Profectus has demonstrated stable portfolio expansion, building its assets under management to ₹3,468 Crores as of March 2025, with presence across seven states through a 28-branch network and over 800-member team, all while maintaining a gross NPA of 1.6% and Net NPA of 1.1%. Its complementary businesses in secured lending perfectly align with UGRO’s data-driven underwriting platform. To facilitate the discharge of purchase consideration for the proposed acquisition, the Company is proposing to add financing of Profectus’ acquisition as an object of the existing preferential issuance of compulsorily convertible debentures by seeking fresh approval from the board and shareholders. The acquisition is expected to close on fulfilment of customary conditions, including receipt of RBI/shareholder approvals.

 Both entities will maintain current operations and strategy during integration.

Reflecting on this acquisition, Mr. Shachindra Nath, Founder and Managing Director of UGRO Capital, said, “This strategically priced acquisition deploys our equity raise to achieve instant scale and ₹115 Crores cost savings and annualized incremental profitability of ₹ 150 Crores thus boosting ROA by 0.6–0.7%. Integrating Profectus’ school finance expertise unlocks ₹2,000 Crores growth potential and strengthens our secured asset mix – accelerating our journey to become India’s largest MSME lender through enhanced Emerging Markets and Embedded Finance capabilities.”

Mr. K.V. Srinivasan, Executive Director & CEO, Profectus Capital, added, The coming together of the two organisations would be beneficial owing to the synergies and complementarity of the businesses, which should result in greater operational efficiency and profitability for the business. We at Profectus, thank our investors for their unwavering commitment and support throughout our journey, which has helped us to establish a very strong process-oriented business with an excellent portfolio quality.”
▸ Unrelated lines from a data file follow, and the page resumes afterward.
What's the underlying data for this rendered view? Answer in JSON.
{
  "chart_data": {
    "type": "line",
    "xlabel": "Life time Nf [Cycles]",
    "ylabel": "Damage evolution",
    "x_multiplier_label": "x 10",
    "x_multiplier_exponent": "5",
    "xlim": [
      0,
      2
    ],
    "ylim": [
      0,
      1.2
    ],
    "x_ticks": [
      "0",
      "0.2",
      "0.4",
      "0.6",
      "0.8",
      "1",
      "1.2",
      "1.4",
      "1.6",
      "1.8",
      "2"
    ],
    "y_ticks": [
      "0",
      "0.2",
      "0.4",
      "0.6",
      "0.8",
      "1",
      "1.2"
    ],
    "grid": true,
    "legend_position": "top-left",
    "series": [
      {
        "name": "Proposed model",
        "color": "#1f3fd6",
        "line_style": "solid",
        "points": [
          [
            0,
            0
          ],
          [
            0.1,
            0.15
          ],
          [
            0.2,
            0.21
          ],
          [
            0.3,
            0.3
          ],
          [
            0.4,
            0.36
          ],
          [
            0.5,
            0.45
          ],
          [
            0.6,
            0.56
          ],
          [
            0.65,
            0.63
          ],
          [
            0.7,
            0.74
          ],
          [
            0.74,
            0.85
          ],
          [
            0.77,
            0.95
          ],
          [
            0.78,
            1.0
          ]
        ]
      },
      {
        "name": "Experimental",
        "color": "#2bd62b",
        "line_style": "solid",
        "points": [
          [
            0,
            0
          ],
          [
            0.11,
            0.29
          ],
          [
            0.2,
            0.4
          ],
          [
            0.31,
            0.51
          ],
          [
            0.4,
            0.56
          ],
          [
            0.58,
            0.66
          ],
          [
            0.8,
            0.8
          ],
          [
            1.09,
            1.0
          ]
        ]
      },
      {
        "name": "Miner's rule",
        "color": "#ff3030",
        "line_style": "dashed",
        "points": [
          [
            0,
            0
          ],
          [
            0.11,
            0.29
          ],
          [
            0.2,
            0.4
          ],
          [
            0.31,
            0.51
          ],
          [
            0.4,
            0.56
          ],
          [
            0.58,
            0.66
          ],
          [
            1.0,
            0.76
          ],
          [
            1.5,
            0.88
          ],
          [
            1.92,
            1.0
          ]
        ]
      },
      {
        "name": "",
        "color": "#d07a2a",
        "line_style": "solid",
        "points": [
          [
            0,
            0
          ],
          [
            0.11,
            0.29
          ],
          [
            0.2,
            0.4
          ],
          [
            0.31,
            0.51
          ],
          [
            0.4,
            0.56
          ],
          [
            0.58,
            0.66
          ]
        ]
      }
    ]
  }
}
With this strategic acquisition, UGRO Capital reaffirms its commitment to driving inclusive economic growth and empowering MSMEs across India, leveraging combined synergies to expand high-yield offerings while maintaining portfolio quality.

InCred Capital acted as the exclusive advisor to UGRO Capital on this acquisition transaction. SNG & Partners was engaged as the legal counsel to the Company. The Company engaged PriceWaterHouse Coopers Services LLP for financial due diligence and Legacy Growth Partners for tax due diligence for the transaction.